Their work, details of which were published November 17 in the journal Nucleic Acids Research, builds on the characterization of transposon-encoded and nuclease-deficient CRISPR-Cas systems. CRISPR-Cas systems generally provide adaptive immunity in prokaryotes by degrading foreign genetic elements such as bacteriophages. The recent characterization showed the systems are co-opted by Tn7-like transposons for CRISPR RNA-guided DNA transposition.


Rodolphe Barrangou, PhD, professor of food, bioprocessing, and nutrition sciences at North Carolina State University, explained how he and his collaborators used those natural processes to expand the genome engineering toolkit.


“In nature, transposons have co-opted CRISPR systems to, selfishly, move themselves around an organism’s genome to help themselves survive. We’re in turn co-opting what occurs in nature by integrating with transposons a programmable CRISPR-Cas system that can move around genetic cargo that we design to perform some function,” Barrangou, the corresponding author of the paper, said in a November 21 statement.


Applied to genome engineering, the CRISPR-Cas systems and their associated transposon proteins can be used for site-specific integration of cargo DNA. The approach bypasses the need for DNA cleavage and homology-directed repair involving endogenous repair machinery.


Barrangou and his collaborators chose and tested a diverse set of type I-F3 CRISPR-associated transposon systems derived from Gammaproteobacteria. The tests found that the 10 CRISPR systems have “a significant range of integration efficiencies with regards to temperature, transposon size, and flexible [protospacer adjacent motif] requirements,” but all of the systems were functional.


Using the systems, the researchers engineered genomes by moving sequences of up to 10,000 letters of DNA in Escherichia coli.

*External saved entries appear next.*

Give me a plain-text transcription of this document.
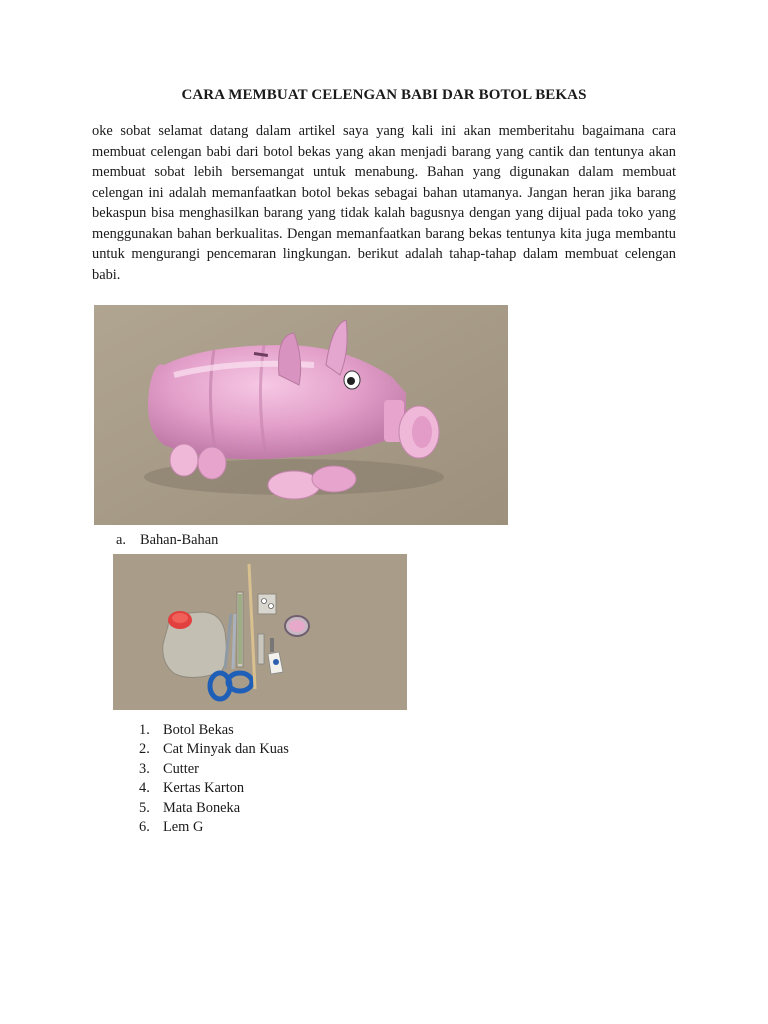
CARA MEMBUAT CELENGAN BABI DAR BOTOL BEKAS

oke sobat selamat datang dalam artikel saya yang kali ini akan memberitahu bagaimana cara membuat celengan babi dari botol bekas yang akan menjadi barang yang cantik dan tentunya akan membuat sobat lebih bersemangat untuk menabung. Bahan yang digunakan dalam membuat celengan ini adalah memanfaatkan botol bekas sebagai bahan utamanya. Jangan heran jika barang bekaspun bisa menghasilkan barang yang tidak kalah bagusnya dengan yang dijual pada toko yang menggunakan bahan berkualitas. Dengan memanfaatkan barang bekas tentunya kita juga membantu untuk mengurangi pencemaran lingkungan. berikut adalah tahap-tahap dalam membuat celengan babi.

a. Bahan-Bahan
1. Botol Bekas
2. Cat Minyak dan Kuas
3. Cutter
4. Kertas Karton
5. Mata Boneka
6. Lem G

Bioinformatic data on the natural use of transposon-based CRISPR suggests the ceiling of the system is higher, with examples of up to 100,000 genetic letters existing. The paper shows that scientists can control and engineer the system for their own ends. Gaining that control could provide new genome engineering opportunities.


“Instead of just one gene — as is the case with other CRISPR systems like the more familiar Type II Cas-9 system — we can bring in a whole metabolic pathway to incorporate a whole new set of functions to an organism,” Barrangou said. “In the future, that could mean providing more flexible disease resistance or drought resistance to plants, for example.”


Syngenta Seeds, which provided funding for the work, plans to apply the technology to crop plants to accelerate the development of more resilient, higher-yielding varieties. However, researchers contend that their findings “could have significant implications in the manipulation of bacteria and other organisms at a time of need for flexible genome editing” in biotechnology and therapeutics.